I am still disagree with this proposal anyway.
https://github.com/nostr-protocol/nips/issues/1013#issuecomment-1921424702
And if you want to solve this problem just because of my project bostr, We do not need to change the current NIP. That proposal is stupid.
The fix is basically just implement nsecbunker for handling NIP-42 in bostr. However i do not have plan to do it anyway as people is still rarely using nsecbunker feature.
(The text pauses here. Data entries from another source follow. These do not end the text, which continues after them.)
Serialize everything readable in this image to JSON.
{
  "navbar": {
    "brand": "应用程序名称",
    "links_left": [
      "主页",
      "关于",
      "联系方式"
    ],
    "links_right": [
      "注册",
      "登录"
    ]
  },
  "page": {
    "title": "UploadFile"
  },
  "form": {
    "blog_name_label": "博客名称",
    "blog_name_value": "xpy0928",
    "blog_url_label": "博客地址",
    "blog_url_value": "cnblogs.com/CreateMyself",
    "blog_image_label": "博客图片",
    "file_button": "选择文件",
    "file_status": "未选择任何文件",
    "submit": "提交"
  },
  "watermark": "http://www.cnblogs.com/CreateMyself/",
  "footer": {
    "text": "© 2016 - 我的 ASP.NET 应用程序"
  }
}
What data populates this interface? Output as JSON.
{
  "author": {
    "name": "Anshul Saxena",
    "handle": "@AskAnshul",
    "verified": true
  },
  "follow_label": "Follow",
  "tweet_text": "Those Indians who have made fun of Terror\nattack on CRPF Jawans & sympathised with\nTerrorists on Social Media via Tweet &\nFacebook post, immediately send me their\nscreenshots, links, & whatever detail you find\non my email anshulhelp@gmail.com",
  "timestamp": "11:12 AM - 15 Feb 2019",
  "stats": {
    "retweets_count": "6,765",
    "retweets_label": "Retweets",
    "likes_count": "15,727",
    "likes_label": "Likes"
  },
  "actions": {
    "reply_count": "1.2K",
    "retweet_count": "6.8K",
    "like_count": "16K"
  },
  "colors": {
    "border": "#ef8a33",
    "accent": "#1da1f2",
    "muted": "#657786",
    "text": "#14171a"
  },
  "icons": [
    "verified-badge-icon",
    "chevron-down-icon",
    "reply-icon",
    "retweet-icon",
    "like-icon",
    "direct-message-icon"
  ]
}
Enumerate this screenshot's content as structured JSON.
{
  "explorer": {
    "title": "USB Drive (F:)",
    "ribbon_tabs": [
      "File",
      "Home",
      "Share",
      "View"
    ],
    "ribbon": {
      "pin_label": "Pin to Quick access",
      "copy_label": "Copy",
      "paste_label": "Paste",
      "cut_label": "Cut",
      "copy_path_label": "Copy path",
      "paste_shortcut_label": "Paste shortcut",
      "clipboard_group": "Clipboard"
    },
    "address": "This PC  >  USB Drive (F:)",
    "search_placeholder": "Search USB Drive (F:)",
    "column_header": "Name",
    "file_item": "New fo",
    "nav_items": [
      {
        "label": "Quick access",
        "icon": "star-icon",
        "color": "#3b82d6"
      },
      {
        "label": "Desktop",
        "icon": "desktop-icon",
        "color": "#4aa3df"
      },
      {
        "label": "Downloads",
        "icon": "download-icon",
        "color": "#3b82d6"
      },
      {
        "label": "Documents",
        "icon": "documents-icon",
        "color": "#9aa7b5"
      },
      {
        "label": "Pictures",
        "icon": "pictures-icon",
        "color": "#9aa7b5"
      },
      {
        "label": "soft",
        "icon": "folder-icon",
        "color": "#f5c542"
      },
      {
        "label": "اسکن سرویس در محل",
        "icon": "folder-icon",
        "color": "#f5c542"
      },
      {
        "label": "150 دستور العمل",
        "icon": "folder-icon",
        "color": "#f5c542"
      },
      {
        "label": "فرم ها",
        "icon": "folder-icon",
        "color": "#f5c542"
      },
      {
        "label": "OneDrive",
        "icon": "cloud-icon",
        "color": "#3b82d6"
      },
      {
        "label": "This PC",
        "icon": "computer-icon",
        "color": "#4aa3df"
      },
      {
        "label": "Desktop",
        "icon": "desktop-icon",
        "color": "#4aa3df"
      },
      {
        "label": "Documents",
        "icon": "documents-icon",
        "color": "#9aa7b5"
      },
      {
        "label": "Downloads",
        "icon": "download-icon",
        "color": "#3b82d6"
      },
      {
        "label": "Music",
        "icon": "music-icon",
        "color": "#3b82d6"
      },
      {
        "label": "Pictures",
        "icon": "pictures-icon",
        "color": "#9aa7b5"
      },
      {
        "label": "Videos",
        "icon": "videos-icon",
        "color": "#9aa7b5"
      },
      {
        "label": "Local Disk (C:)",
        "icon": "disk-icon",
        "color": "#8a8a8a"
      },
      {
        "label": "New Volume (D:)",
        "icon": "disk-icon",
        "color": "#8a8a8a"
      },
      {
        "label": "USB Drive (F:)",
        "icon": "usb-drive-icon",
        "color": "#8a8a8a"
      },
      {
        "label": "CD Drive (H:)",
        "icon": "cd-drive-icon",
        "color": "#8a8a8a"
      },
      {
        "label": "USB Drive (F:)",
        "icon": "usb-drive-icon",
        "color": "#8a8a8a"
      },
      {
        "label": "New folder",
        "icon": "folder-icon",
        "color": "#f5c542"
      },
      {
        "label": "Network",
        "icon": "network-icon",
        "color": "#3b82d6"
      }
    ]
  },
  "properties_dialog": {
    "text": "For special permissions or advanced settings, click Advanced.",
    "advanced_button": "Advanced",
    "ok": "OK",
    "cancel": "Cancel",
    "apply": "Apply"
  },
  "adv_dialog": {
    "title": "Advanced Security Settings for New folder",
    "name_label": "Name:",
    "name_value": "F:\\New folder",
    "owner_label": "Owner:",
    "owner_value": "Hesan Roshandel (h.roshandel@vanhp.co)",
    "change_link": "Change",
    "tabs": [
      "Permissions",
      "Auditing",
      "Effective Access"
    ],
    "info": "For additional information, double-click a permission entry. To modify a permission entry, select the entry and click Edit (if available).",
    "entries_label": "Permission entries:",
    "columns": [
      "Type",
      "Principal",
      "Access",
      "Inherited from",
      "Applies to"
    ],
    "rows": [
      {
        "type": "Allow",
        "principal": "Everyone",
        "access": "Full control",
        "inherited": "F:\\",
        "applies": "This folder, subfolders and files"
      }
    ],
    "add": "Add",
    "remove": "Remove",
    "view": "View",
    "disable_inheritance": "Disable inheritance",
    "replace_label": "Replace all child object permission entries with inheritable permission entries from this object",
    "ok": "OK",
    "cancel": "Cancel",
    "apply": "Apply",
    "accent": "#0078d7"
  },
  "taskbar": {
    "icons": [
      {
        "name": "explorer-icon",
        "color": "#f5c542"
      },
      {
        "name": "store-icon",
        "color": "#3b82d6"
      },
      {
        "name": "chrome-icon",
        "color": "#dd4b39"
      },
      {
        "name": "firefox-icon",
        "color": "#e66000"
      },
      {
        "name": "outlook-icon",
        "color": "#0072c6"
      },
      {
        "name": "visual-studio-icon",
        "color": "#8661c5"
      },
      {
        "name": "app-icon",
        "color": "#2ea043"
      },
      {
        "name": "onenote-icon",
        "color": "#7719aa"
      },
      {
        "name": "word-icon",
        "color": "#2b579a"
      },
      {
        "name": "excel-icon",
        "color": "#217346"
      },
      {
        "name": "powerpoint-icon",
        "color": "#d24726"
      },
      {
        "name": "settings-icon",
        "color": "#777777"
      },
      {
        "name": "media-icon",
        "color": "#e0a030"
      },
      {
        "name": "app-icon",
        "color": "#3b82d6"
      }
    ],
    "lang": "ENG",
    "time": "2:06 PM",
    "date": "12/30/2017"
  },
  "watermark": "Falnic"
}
no, i want to change the nip42 because i think it's an irrelevant feature and constriction of the thing and i have been dreaming of nostr proxies since like 3 months
so i don't know why you are saying this is a bad thing
do you have a reason based on cryptography and network security theory why it's important to send a challenge and then require that be constrained by some arbitrary government registered address?
Relay spoofing.
Aside of revealing who are people talking to with PMs, it also breaks paid relays.
so you mean a replay attack, send a challenge without this
ok, then i am gonna revise this because the second problem is that the challenge should have this in the string or relay spoofing
in most challenge/response auth protocols you actually sign ONLY on the challenge string
in this nip42 you sign on a heap of other things, it's not relevant, there is no reason why the relay tag has to be there, at all.
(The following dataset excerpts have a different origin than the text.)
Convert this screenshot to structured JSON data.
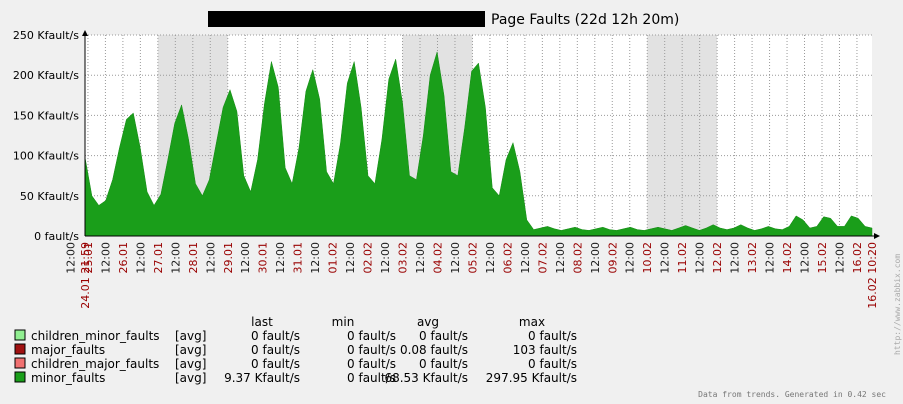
{
  "chart_data": {
    "type": "area",
    "title": "Page Faults  (22d 12h 20m)",
    "y_ticks": [
      "0 fault/s",
      "50 Kfault/s",
      "100 Kfault/s",
      "150 Kfault/s",
      "200 Kfault/s",
      "250 Kfault/s"
    ],
    "ylim": [
      0,
      250
    ],
    "y_unit": "Kfault/s",
    "grid": true,
    "start_label": "24.01 21:59",
    "end_label": "16.02 10:20",
    "x_date_labels": [
      "25.01",
      "26.01",
      "27.01",
      "28.01",
      "29.01",
      "30.01",
      "31.01",
      "01.02",
      "02.02",
      "03.02",
      "04.02",
      "05.02",
      "06.02",
      "07.02",
      "08.02",
      "09.02",
      "10.02",
      "11.02",
      "12.02",
      "13.02",
      "14.02",
      "15.02",
      "16.02"
    ],
    "x_noon_label": "12:00",
    "weekend_highlights": [
      [
        "27.01 00:00",
        "29.01 00:00"
      ],
      [
        "03.02 00:00",
        "05.02 00:00"
      ],
      [
        "10.02 00:00",
        "12.02 00:00"
      ]
    ],
    "series": [
      {
        "name": "minor_faults",
        "color": "#1a9e1a",
        "daily_peaks": [
          153,
          163,
          182,
          217,
          207,
          217,
          220,
          229,
          217,
          215,
          116,
          12,
          11,
          11,
          11,
          11,
          13,
          14,
          14,
          12,
          25,
          25,
          25
        ],
        "values_kfault_s": [
          98,
          50,
          38,
          44,
          70,
          110,
          145,
          153,
          110,
          55,
          38,
          52,
          95,
          140,
          163,
          120,
          65,
          50,
          70,
          115,
          160,
          182,
          155,
          75,
          55,
          95,
          165,
          217,
          185,
          85,
          65,
          110,
          180,
          207,
          170,
          80,
          65,
          115,
          190,
          217,
          160,
          75,
          65,
          120,
          195,
          220,
          165,
          75,
          70,
          125,
          200,
          229,
          175,
          80,
          75,
          135,
          205,
          215,
          160,
          60,
          50,
          95,
          116,
          80,
          20,
          8,
          10,
          12,
          9,
          7,
          9,
          11,
          8,
          7,
          9,
          11,
          8,
          7,
          9,
          11,
          8,
          7,
          9,
          11,
          9,
          7,
          10,
          13,
          10,
          7,
          10,
          14,
          10,
          8,
          10,
          14,
          10,
          7,
          9,
          12,
          9,
          8,
          12,
          25,
          20,
          10,
          12,
          24,
          22,
          12,
          12,
          25,
          22,
          12,
          10
        ]
      }
    ]
  },
  "legend": {
    "headers": {
      "last": "last",
      "min": "min",
      "avg": "avg",
      "max": "max"
    },
    "rows": [
      {
        "color": "#90ee90",
        "name": "children_minor_faults",
        "func": "[avg]",
        "last": "0 fault/s",
        "min": "0 fault/s",
        "avg": "0 fault/s",
        "max": "0 fault/s"
      },
      {
        "color": "#a01010",
        "name": "major_faults",
        "func": "[avg]",
        "last": "0 fault/s",
        "min": "0 fault/s",
        "avg": "0.08 fault/s",
        "max": "103 fault/s"
      },
      {
        "color": "#f07070",
        "name": "children_major_faults",
        "func": "[avg]",
        "last": "0 fault/s",
        "min": "0 fault/s",
        "avg": "0 fault/s",
        "max": "0 fault/s"
      },
      {
        "color": "#1a9e1a",
        "name": "minor_faults",
        "func": "[avg]",
        "last": "9.37 Kfault/s",
        "min": "0 fault/s",
        "avg": "68.53 Kfault/s",
        "max": "297.95 Kfault/s"
      }
    ]
  },
  "footer": "Data from trends. Generated in 0.42 sec",
  "watermark": "http://www.zabbix.com",
  "colors": {
    "date_label": "#990000",
    "time_label": "#202020",
    "weekend": "#e2e2e2",
    "grid": "#9a9a9a",
    "redacted": "#000000"
  }
}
Of course that tag was to validate that the client actually talks to the relay DIRECTLY.
Faked / sniffer: Auth please
Client:
Upstream relay to faked: The client AUTH response is not even having a match URL as mine. Ignoring.
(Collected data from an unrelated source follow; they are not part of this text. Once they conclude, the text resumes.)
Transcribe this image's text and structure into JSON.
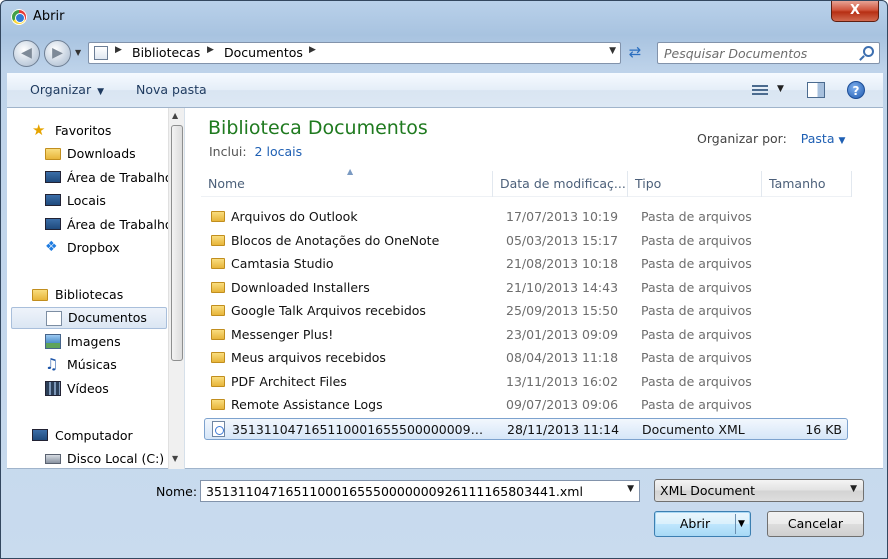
{
  "window": {
    "title": "Abrir",
    "close_label": "X"
  },
  "address": {
    "crumbs": [
      "Bibliotecas",
      "Documentos"
    ],
    "search_placeholder": "Pesquisar Documentos"
  },
  "toolbar": {
    "organize_label": "Organizar",
    "new_folder_label": "Nova pasta",
    "help_label": "?"
  },
  "sidebar": {
    "favorites_label": "Favoritos",
    "favorites": [
      "Downloads",
      "Área de Trabalho",
      "Locais",
      "Área de Trabalho",
      "Dropbox"
    ],
    "libraries_label": "Bibliotecas",
    "libraries": [
      "Documentos",
      "Imagens",
      "Músicas",
      "Vídeos"
    ],
    "computer_label": "Computador",
    "computer": [
      "Disco Local (C:)"
    ]
  },
  "main": {
    "title": "Biblioteca Documentos",
    "includes_label": "Inclui:",
    "includes_link": "2 locais",
    "arrange_label": "Organizar por:",
    "arrange_value": "Pasta",
    "columns": [
      "Nome",
      "Data de modificaç...",
      "Tipo",
      "Tamanho"
    ],
    "files": [
      {
        "name": "Arquivos do Outlook",
        "date": "17/07/2013 10:19",
        "type": "Pasta de arquivos",
        "size": ""
      },
      {
        "name": "Blocos de Anotações do OneNote",
        "date": "05/03/2013 15:17",
        "type": "Pasta de arquivos",
        "size": ""
      },
      {
        "name": "Camtasia Studio",
        "date": "21/08/2013 10:18",
        "type": "Pasta de arquivos",
        "size": ""
      },
      {
        "name": "Downloaded Installers",
        "date": "21/10/2013 14:43",
        "type": "Pasta de arquivos",
        "size": ""
      },
      {
        "name": "Google Talk Arquivos recebidos",
        "date": "25/09/2013 15:50",
        "type": "Pasta de arquivos",
        "size": ""
      },
      {
        "name": "Messenger Plus!",
        "date": "23/01/2013 09:09",
        "type": "Pasta de arquivos",
        "size": ""
      },
      {
        "name": "Meus arquivos recebidos",
        "date": "08/04/2013 11:18",
        "type": "Pasta de arquivos",
        "size": ""
      },
      {
        "name": "PDF Architect Files",
        "date": "13/11/2013 16:02",
        "type": "Pasta de arquivos",
        "size": ""
      },
      {
        "name": "Remote Assistance Logs",
        "date": "09/07/2013 09:06",
        "type": "Pasta de arquivos",
        "size": ""
      },
      {
        "name": "35131104716511000165550000000926111...",
        "date": "28/11/2013 11:14",
        "type": "Documento XML",
        "size": "16 KB"
      }
    ]
  },
  "footer": {
    "filename_label": "Nome:",
    "filename_value": "35131104716511000165550000000926111165803441.xml",
    "filetype_value": "XML Document",
    "open_label": "Abrir",
    "cancel_label": "Cancelar"
  },
  "colors": {
    "library_title": "#1f7a1f",
    "link": "#1e5fb3",
    "selection_border": "#7da2ce"
  }
}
i've amended my proposal to add the relay address to the challenge and to giftrap the response so that the MITM doesn't see the response signature
The effective one is still on hostname validation. Even we do with giftwrapping, Raw event (encrypted message content) will still be seen anyway.
*sigh*
the message should not just have a challenge but a challenge pubkey, and then the response can be encrypted, and it can be done over a proxy
TLS has been broken several times before, it's not immune to various kinds of MITM and side channel attacks, and enabling proxy relays opens up a heap of options for relay services
What do you want to encrypt?
The challenge message?
It won't work anyway.
If you try to encrypt the entire event JSON, You are making things harder than nostr promised.
What NIP-42 actually does is basically this:
Relay: Who are you?
Client: I am
Relay: Hello
And then the relay know who the client was, and allows some certain events to be retrieved.